L’offensive Broussilov et la bataille de la Somme 

Pour 1916, les Alliés préparaient une nouvelle offensive double contre l’Allemagne et l’Autriche. Les Russes devaient attaquer les Autrichiens en Galicie pour obliger les Allemands à les aider. Ainsi lorsque les Allemands auraient retiré des forces et de la sorte affaibli le front à l’ouest, il y aurait alors une forte offensive pour ouvrir une brèche dans la position allemande. L’offensive russe sous Broussilov commença en juin, l’offensive anglaise de la Somme en juillet.
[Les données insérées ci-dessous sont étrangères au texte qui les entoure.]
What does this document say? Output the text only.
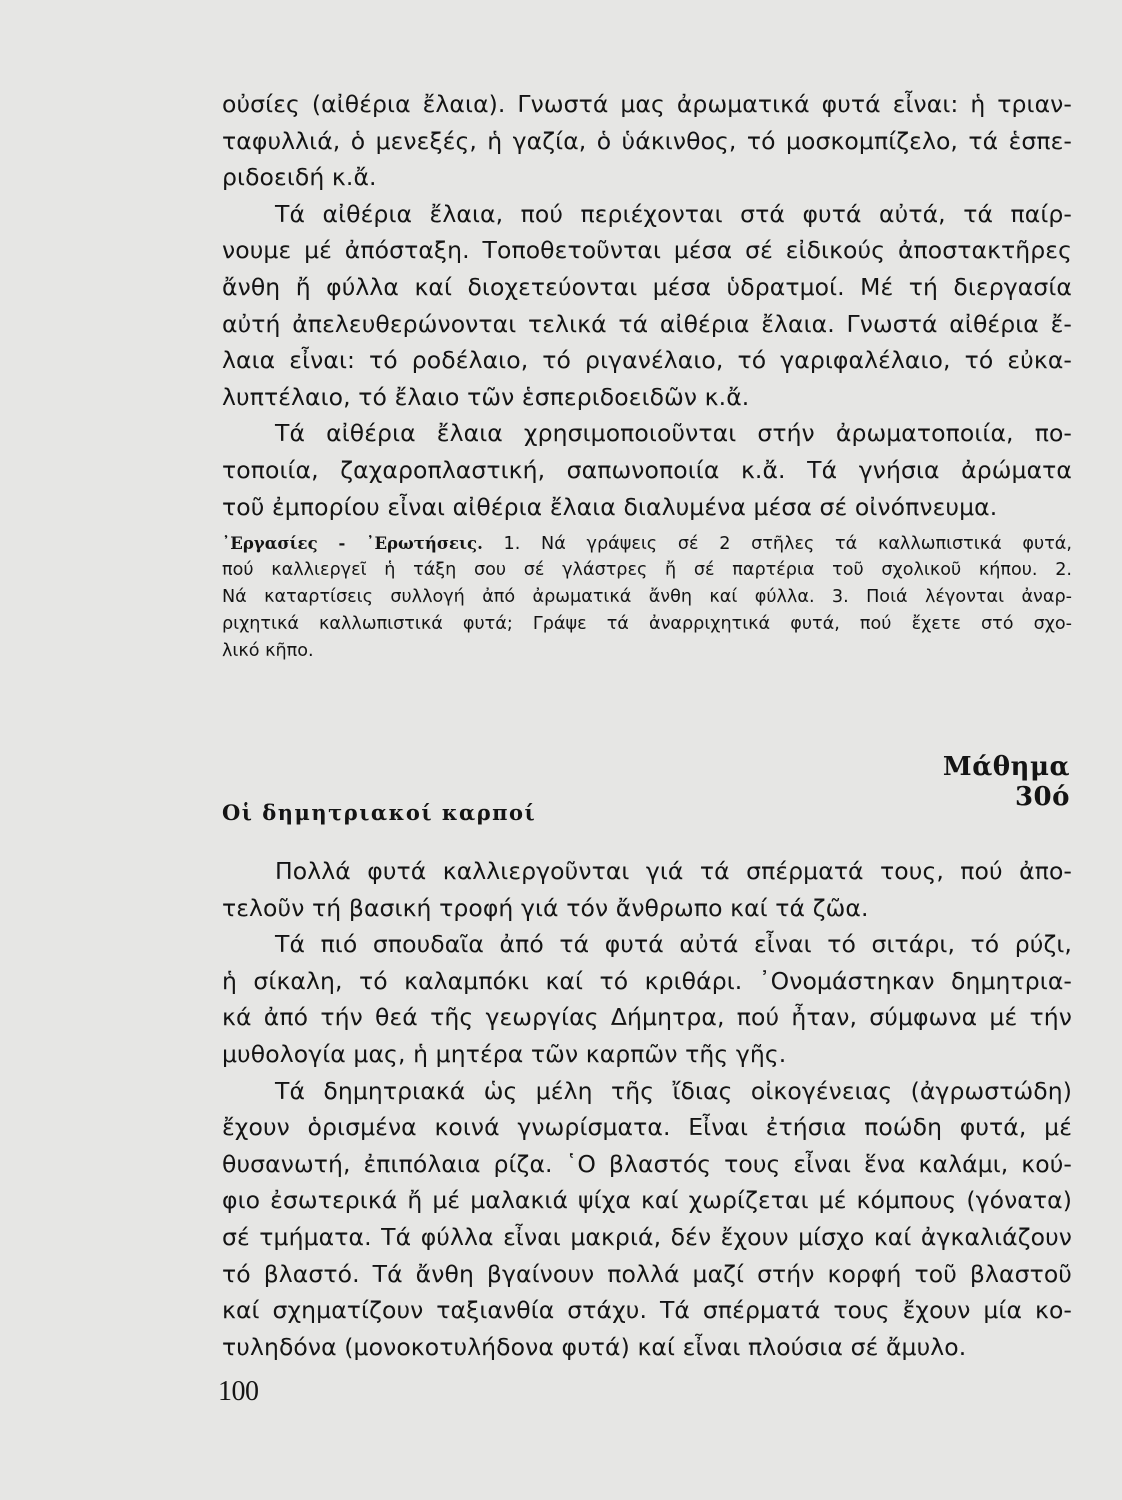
οὐσίες (αἰθέρια ἔλαια). Γνωστά μας ἀρωματικά φυτά εἶναι: ἡ τριαν-
ταφυλλιά, ὁ μενεξές, ἡ γαζία, ὁ ὑάκινθος, τό μοσκομπίζελο, τά ἑσπε-
ριδοειδή κ.ἄ.
Τά αἰθέρια ἔλαια, πού περιέχονται στά φυτά αὐτά, τά παίρ-
νουμε μέ ἀπόσταξη. Τοποθετοῦνται μέσα σέ εἰδικούς ἀποστακτῆρες
ἄνθη ἤ φύλλα καί διοχετεύονται μέσα ὑδρατμοί. Μέ τή διεργασία
αὐτή ἀπελευθερώνονται τελικά τά αἰθέρια ἔλαια. Γνωστά αἰθέρια ἔ-
λαια εἶναι: τό ροδέλαιο, τό ριγανέλαιο, τό γαριφαλέλαιο, τό εὐκα-
λυπτέλαιο, τό ἔλαιο τῶν ἑσπεριδοειδῶν κ.ἄ.
Τά αἰθέρια ἔλαια χρησιμοποιοῦνται στήν ἀρωματοποιία, πο-
τοποιία, ζαχαροπλαστική, σαπωνοποιία κ.ἄ. Τά γνήσια ἀρώματα
τοῦ ἐμπορίου εἶναι αἰθέρια ἔλαια διαλυμένα μέσα σέ οἰνόπνευμα.
᾿Εργασίες - ᾿Ερωτήσεις. 1. Νά γράψεις σέ 2 στῆλες τά καλλωπιστικά φυτά,
πού καλλιεργεῖ ἡ τάξη σου σέ γλάστρες ἤ σέ παρτέρια τοῦ σχολικοῦ κήπου. 2.
Νά καταρτίσεις συλλογή ἀπό ἀρωματικά ἄνθη καί φύλλα. 3. Ποιά λέγονται ἀναρ-
ριχητικά καλλωπιστικά φυτά; Γράψε τά ἀναρριχητικά φυτά, πού ἔχετε στό σχο-
λικό κῆπο.
Μάθημα 30ό
Οἱ δημητριακοί καρποί
Πολλά φυτά καλλιεργοῦνται γιά τά σπέρματά τους, πού ἀπο-
τελοῦν τή βασική τροφή γιά τόν ἄνθρωπο καί τά ζῶα.
Τά πιό σπουδαῖα ἀπό τά φυτά αὐτά εἶναι τό σιτάρι, τό ρύζι,
ἡ σίκαλη, τό καλαμπόκι καί τό κριθάρι. ᾿Ονομάστηκαν δημητρια-
κά ἀπό τήν θεά τῆς γεωργίας Δήμητρα, πού ἦταν, σύμφωνα μέ τήν
μυθολογία μας, ἡ μητέρα τῶν καρπῶν τῆς γῆς.
Τά δημητριακά ὡς μέλη τῆς ἴδιας οἰκογένειας (ἀγρωστώδη)
ἔχουν ὁρισμένα κοινά γνωρίσματα. Εἶναι ἐτήσια ποώδη φυτά, μέ
θυσανωτή, ἐπιπόλαια ρίζα. ῾Ο βλαστός τους εἶναι ἕνα καλάμι, κού-
φιο ἐσωτερικά ἤ μέ μαλακιά ψίχα καί χωρίζεται μέ κόμπους (γόνατα)
σέ τμήματα. Τά φύλλα εἶναι μακριά, δέν ἔχουν μίσχο καί ἀγκαλιάζουν
τό βλαστό. Τά ἄνθη βγαίνουν πολλά μαζί στήν κορφή τοῦ βλαστοῦ
καί σχηματίζουν ταξιανθία στάχυ. Τά σπέρματά τους ἔχουν μία κο-
τυληδόνα (μονοκοτυλήδονα φυτά) καί εἶναι πλούσια σέ ἄμυλο.
100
Les deux offensives échouaient avec des pertes considérables, surtout pour les Russes et les Anglais.

L’empereur François Joseph et le Premier Ministre Lloyd George 

François Joseph, empereur d’Autriche depuis 1848, était décédé le 21 novembre 1916. La monarchie austro-hongroise s’en retrouvait affaiblie. À Londres, après une crise du gouvernement libéral, David Lloyd George forma un nouveau gouvernement libéral – conservateur. Il était à la fois Premier ministre et ministre de la guerre, et il était convaincu de mener la guerre jusqu’à la victoire totale et la chute des gouvernements impériaux.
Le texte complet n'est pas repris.